# Volume Control



## sss (Aug 30, 2010)

I would like to buy volume control for my home studio. But I am in doubt on what brand I should use within tight budget. Thank you very much...


----------



## ngarjuna (Mar 29, 2010)

*Re: volume control*

I've gotten a lot of mileage out of my Presonus Central Station. Not too pricey, passive path, good number of options available in terms of input and output.

The downside is that the build quality is reportedly less than great. While I've only had one small issue with my unit (my analog unbalanced input used to have what seemed like a short in one channel; if I tapped on the LED panel it would kick back in; although it hasn't been doing that lately) what I've read on the net is not super encouraging, lots of little problems like the one I mentioned. That said, you're probably going to have to spend a lot more to get something the next level up.


----------



## spacedout (Dec 17, 2007)

Hi sss, welcome to PAS!

I use an SM Pro M-Patch 2 - does the necessary, and wasn't too expensive. They have an even smaller version as well, and looking at their website (for the first time in a while) they seem to have expanded the range to cater for 2.1 and 5.1 setups as well.

Best of luck! :T


----------



## immortalgropher (Feb 16, 2010)

spacedout said:


> Hi sss, welcome to PAS!
> 
> I use an SM Pro M-Patch 2 - does the necessary, and wasn't too expensive. They have an even smaller version as well, and looking at their website (for the first time in a while) they seem to have expanded the range to cater for 2.1 and 5.1 setups as well.
> 
> Best of luck! :T


I am about to ask a hilarious question (it's morning ) What exactly is one supposed to plug into the input section of that?  the output makes sense, A/B between two different stereo set ups, but yeah haha. Input from your sound device? aka Mbox 2 mini.


----------



## spacedout (Dec 17, 2007)

AstralPlaneStudios said:


> I am about to ask a hilarious question (it's morning ) What exactly is one supposed to plug into the input section of that?  the output makes sense, A/B between two different stereo set ups, but yeah haha. Input from your sound device? aka Mbox 2 mini.


 
'Morning!

You plug your main interface (Fireface ) outs into it (combi XLR/TRS inputs), and then you have a choice of outputs (either or both sets of monitors plus headphones). Besides for that, though, you also get an aux stereo input on RCA jacks or a 3.5mm plug (I think both can be used simultaneously), which you can switch to instead of the main inputs (separate, secondary volume control on the left is for the aux input).
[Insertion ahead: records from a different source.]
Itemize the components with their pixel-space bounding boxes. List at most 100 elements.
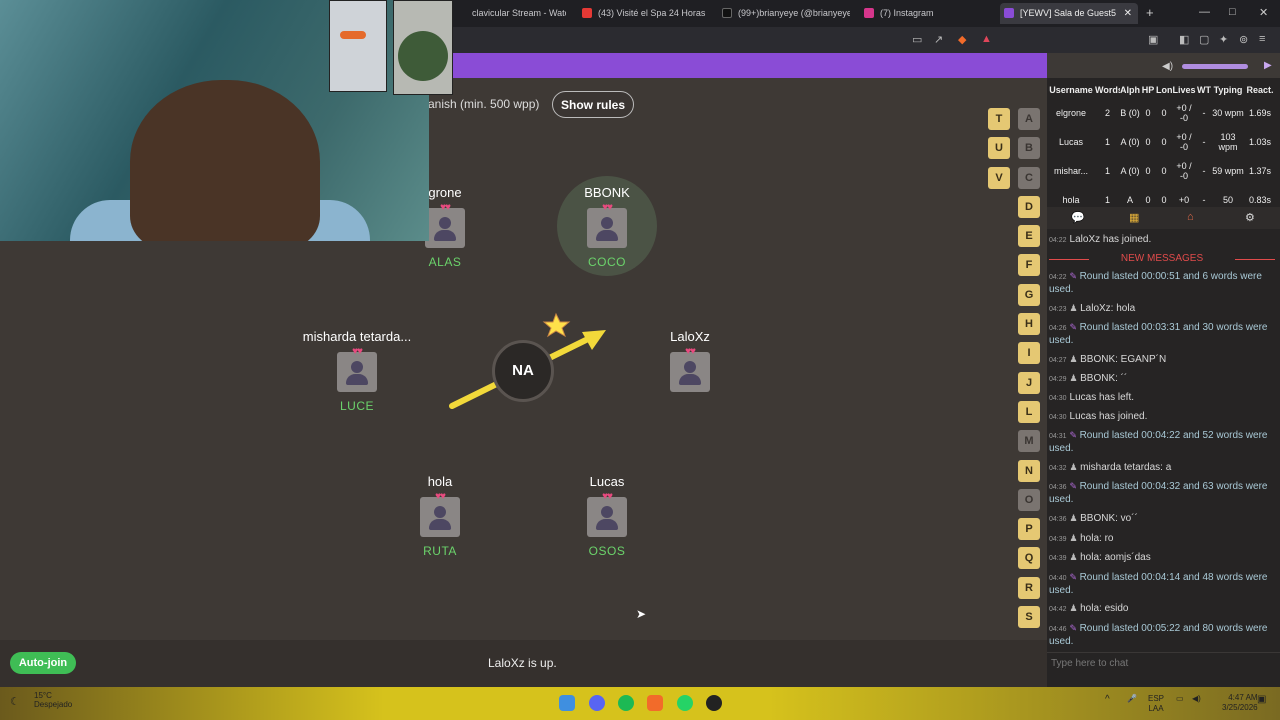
system-icon: ✎ [1069,622,1080,633]
bonus-letter: U [988,137,1010,160]
table-cell: A (0) [1120,165,1140,176]
hearts-icon: ♥♥ [602,202,613,213]
table-cell: A (0) [1120,136,1140,147]
chat-message: 04:30 Lucas has left. [1049,392,1275,405]
bonus-letters-right: ABCDEFGHIJLMNOPQRS [1018,108,1040,635]
auto-join-button[interactable]: Auto-join [10,652,76,674]
chat-text: BBONK: ´´ [1080,373,1128,385]
tab-icon[interactable]: ▢ [1199,33,1209,46]
bonus-letter: N [1018,459,1040,482]
chat-timestamp: 04:36 [1049,484,1067,492]
chat-timestamp: 04:23 [1049,305,1067,313]
brave-icon[interactable] [647,695,663,711]
show-rules-button[interactable]: Show rules [552,91,634,118]
column-header[interactable]: Words [1095,82,1120,98]
close-tab-icon[interactable]: ✕ [1124,3,1132,24]
obs-icon[interactable] [706,695,722,711]
player-name: BBONK [584,185,630,200]
player-name: misharda tetarda... [302,329,412,344]
table-cell: +0 / -0 [1176,160,1192,181]
column-header[interactable]: Alpha [1120,82,1140,98]
scoreboard-table: UsernameWordsAlphaHPLongLivesWTTypingRea… [1047,82,1276,214]
network-icon[interactable]: ▭ [1176,694,1184,703]
chat-input[interactable] [1047,652,1280,674]
chat-text: hola: esido [1080,603,1129,615]
leo-icon[interactable]: ✦ [1219,33,1228,46]
column-header[interactable]: Typing [1212,82,1244,98]
discord-icon[interactable] [589,695,605,711]
user-icon: ♟ [1069,373,1081,384]
speaker-icon[interactable]: ◀) [1192,694,1201,703]
language-indicator[interactable]: ESP LAA [1148,694,1164,714]
bonus-letter: G [1018,283,1040,306]
vpn-icon[interactable]: ⊚ [1239,33,1248,46]
weather-widget[interactable]: ☾ 15°C Despejado [10,691,72,709]
menu-icon[interactable]: ≡ [1259,33,1265,45]
column-header[interactable]: WT [1196,82,1212,98]
column-header[interactable]: Lives [1172,82,1196,98]
browser-tab[interactable]: (43) Visité el Spa 24 Horas má [578,3,708,24]
avatar [337,352,377,392]
share-icon[interactable]: ↗ [934,33,943,46]
new-tab-button[interactable]: + [1146,5,1154,20]
cast-icon[interactable]: ▭ [912,33,922,46]
collapse-sidebar-icon[interactable]: ▶ [1264,60,1272,71]
chat-timestamp: 04:26 [1049,325,1067,333]
mic-icon[interactable]: 🎤 [1127,694,1137,703]
close-window-button[interactable]: ✕ [1259,6,1268,19]
browser-tab-active[interactable]: [YEWV] Sala de Guest5 ✕ [1000,3,1138,24]
avatar [425,208,465,248]
browser-tab[interactable]: (7) Instagram [860,3,990,24]
wallet-icon[interactable]: ▣ [1148,33,1158,46]
room-tab-icon[interactable]: ⌂ [1187,211,1194,223]
chat-text: Lucas has left. [1069,391,1135,403]
chat-message: 04:30 Lucas has joined. [1049,411,1275,424]
system-clock[interactable]: 4:47 AM 3/25/2026 [1222,693,1258,713]
column-header[interactable]: React. [1244,82,1276,98]
table-cell: 1.37s [1248,165,1272,176]
hearts-icon: ♥♥ [602,491,613,502]
browser-tab[interactable]: (99+)brianyeye (@brianyeye) | [718,3,850,24]
chat-timestamp: 04:32 [1049,464,1067,472]
rules-tab-icon[interactable]: ▦ [1129,211,1139,224]
maximize-button[interactable]: □ [1229,6,1236,18]
bonus-letter: T [988,108,1010,130]
table-cell: 1 [1104,136,1110,147]
brave-shield-icon[interactable]: ◆ [958,33,966,46]
chat-text: Round lasted 00:04:14 and 48 words were … [1049,571,1268,596]
spotify-icon[interactable] [618,695,634,711]
player-name: Lucas [589,474,625,489]
avatar [670,352,710,392]
volume-slider[interactable] [1182,64,1248,69]
notification-icon[interactable]: ▣ [1257,694,1266,705]
new-messages-divider: NEW MESSAGES [1049,253,1275,264]
player-name: LaloXz [670,329,710,344]
table-row: Lucas 1 A (0) 0 0 +0 / -0- 103 wpm 1.03s [1047,127,1276,156]
bonus-letters-left: TUV [988,108,1010,196]
chat-timestamp: 04:22 [1049,237,1067,244]
column-header[interactable]: Long [1156,82,1172,98]
user-icon: ♟ [1069,512,1081,523]
sidebar-icon[interactable]: ◧ [1179,33,1189,46]
user-icon: ♟ [1069,603,1081,614]
chat-timestamp: 04:39 [1049,555,1067,563]
rewards-icon[interactable]: ▲ [981,33,992,45]
user-icon: ♟ [1069,461,1081,472]
browser-tab[interactable]: clavicular Stream - Watch Live [452,3,566,24]
moon-icon: ☾ [10,696,20,708]
user-icon: ♟ [1069,552,1081,563]
column-header[interactable]: HP [1140,82,1156,98]
minimize-button[interactable]: — [1199,6,1210,18]
windows-start-icon[interactable] [559,695,575,711]
column-header[interactable]: Username [1047,82,1095,98]
table-cell: 30 wpm [1212,107,1244,118]
volume-icon[interactable]: ◀) [1162,61,1173,72]
player-word: RUTA [423,544,457,558]
whatsapp-icon[interactable] [677,695,693,711]
avatar [420,497,460,537]
tray-chevron-icon[interactable]: ^ [1105,694,1110,705]
system-icon: ✎ [1069,271,1080,281]
chat-tab-icon[interactable]: 💬 [1071,211,1085,224]
settings-tab-icon[interactable]: ⚙ [1245,211,1255,224]
chat-text: BBONK: vo´´ [1080,512,1138,524]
Now, go and get yourself a coffee!


----------



## immortalgropher (Feb 16, 2010)

spacedout said:


> 'Morning!
> 
> You plug your main interface (Fireface ) outs into it (combi XLR/TRS inputs), and then you have a choice of outputs (either or both sets of monitors plus headphones). Besides for that, though, you also get an aux stereo input on RCA jacks or a 3.5mm plug (I think both can be used simultaneously), which you can switch to instead of the main inputs (separate, secondary volume control on the left is for the aux input).
> 
> Now, go and get yourself a coffee!


LOL. I got myself some eggs and a slushy instead! At least I was on the right track haha.

How much do one of those go for?


----------



## spacedout (Dec 17, 2007)

What, a producer that isn't a caffeine addict??? :scratch: :R

I think it was around £90 when I got it around 3 years ago - prob around $170 at the time?

It's saved my ears a couple of times - most recently today when one of my synths suddenly decided to send out some nasty digital-sounding hash at full volume :yikes: Having a button that physically disconnects the monitors is very useful sometimes!

I've also stuck Post-it arrow stickers around the main volume knob corresponding to K-20, K-14 and K-12 measurements - it's a very quick and easy way of switching between settings


----------



## immortalgropher (Feb 16, 2010)

spacedout said:


> What, a producer that isn't a caffeine addict??? :scratch: :R
> 
> I think it was around £90 when I got it around 3 years ago - prob around $170 at the time?
> 
> ...


You know it. I'm a bit of a health nut haha. I'm also working on training for pro wrestling training so yeah. no coffee for me lol.

I'll have to scope around and see what I can find!


----------